Met een grote smile naar huis. In Beja onze Luna opgehaald die als een gek kwam aanstormen en allemaal gelukkig weer op o-vale-da-mudanca, klaar om een vol nieuw jaar te genieten van Portugal.

Blij weerzien
Margriet en Wiro zijn sinds 2006 eigenaar van een uniek stuk Alentejo: o-vale-da-mudança. Wonen er vanaf 2008. Vind je het leuk om meer over hun te weten of over de vakantiehuizen dan kun je de verhalen lezen die ze publiceren op hun blog “Limonada” en de maandelijks terugkerende blog op Saudade de Portugal, iedere vierde donderdag van de maand.

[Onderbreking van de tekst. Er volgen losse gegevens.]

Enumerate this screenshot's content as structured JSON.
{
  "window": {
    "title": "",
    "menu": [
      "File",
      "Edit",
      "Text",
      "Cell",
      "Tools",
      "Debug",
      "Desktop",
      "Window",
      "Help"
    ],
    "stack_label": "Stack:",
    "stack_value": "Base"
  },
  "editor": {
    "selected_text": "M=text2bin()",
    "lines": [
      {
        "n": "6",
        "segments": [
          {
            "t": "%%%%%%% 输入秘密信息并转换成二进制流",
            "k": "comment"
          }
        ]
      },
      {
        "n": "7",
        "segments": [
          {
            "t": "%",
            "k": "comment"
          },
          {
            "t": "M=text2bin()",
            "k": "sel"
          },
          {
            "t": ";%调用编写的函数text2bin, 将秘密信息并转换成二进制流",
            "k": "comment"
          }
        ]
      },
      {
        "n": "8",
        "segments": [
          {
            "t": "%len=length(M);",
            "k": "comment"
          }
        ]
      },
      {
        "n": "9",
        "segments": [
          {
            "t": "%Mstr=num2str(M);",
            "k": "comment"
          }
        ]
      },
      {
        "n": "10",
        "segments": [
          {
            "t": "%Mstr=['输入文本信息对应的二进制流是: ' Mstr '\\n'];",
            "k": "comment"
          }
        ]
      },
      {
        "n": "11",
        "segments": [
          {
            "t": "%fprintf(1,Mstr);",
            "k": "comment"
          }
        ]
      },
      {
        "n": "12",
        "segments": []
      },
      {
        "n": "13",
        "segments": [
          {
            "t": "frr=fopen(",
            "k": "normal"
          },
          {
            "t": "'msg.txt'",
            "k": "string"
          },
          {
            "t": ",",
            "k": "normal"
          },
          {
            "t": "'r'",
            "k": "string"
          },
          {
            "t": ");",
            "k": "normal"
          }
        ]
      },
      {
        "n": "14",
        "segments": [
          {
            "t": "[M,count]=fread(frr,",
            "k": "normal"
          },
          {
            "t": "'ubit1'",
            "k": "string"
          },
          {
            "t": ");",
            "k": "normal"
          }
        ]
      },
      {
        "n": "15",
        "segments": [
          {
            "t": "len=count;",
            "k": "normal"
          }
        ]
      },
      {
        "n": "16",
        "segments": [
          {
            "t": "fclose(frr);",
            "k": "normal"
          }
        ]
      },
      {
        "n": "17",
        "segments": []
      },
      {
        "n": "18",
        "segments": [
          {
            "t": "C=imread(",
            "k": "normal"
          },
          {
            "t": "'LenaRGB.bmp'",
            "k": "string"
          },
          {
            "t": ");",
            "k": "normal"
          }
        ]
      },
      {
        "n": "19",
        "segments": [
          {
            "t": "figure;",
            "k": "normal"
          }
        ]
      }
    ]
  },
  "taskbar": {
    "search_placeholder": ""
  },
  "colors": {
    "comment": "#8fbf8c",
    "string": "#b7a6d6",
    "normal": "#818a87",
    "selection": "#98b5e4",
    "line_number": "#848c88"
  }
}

Dag Pieter, dank voor je aanvullende tip. Ik kan me voorstellen dat dat een erg mooi museum is. Ik zag een werk van deze impressionist in het Prado: “Chico en la playa”. Dat vond ik erg fraai. We gaan er zeker een volgende keer heen.
Hallo Margriet en Wiro,
Leuk om weer eens iets over jullie belevenissen te lezen. Hierbij nog een aanvulling voor als je ooit nog eens in Madrid komt en daar een leuk klein en vooral overzichtelijk museum wilt bezoeken en vooral je tijd beter wilt gebruiken dan om lang in de wachtrij te staan: Ga eens naar het oude woonhuis van de schilder en kunstverzamelaar Sorolla. Dit kun je ook bereiken met de metro. Maandag gesloten. Hoewel de overheidsmusea voor pensionadas gratis zijn, mag je hier wel betalen omdat het particulier is maar de prijs van € 3 is te overzien.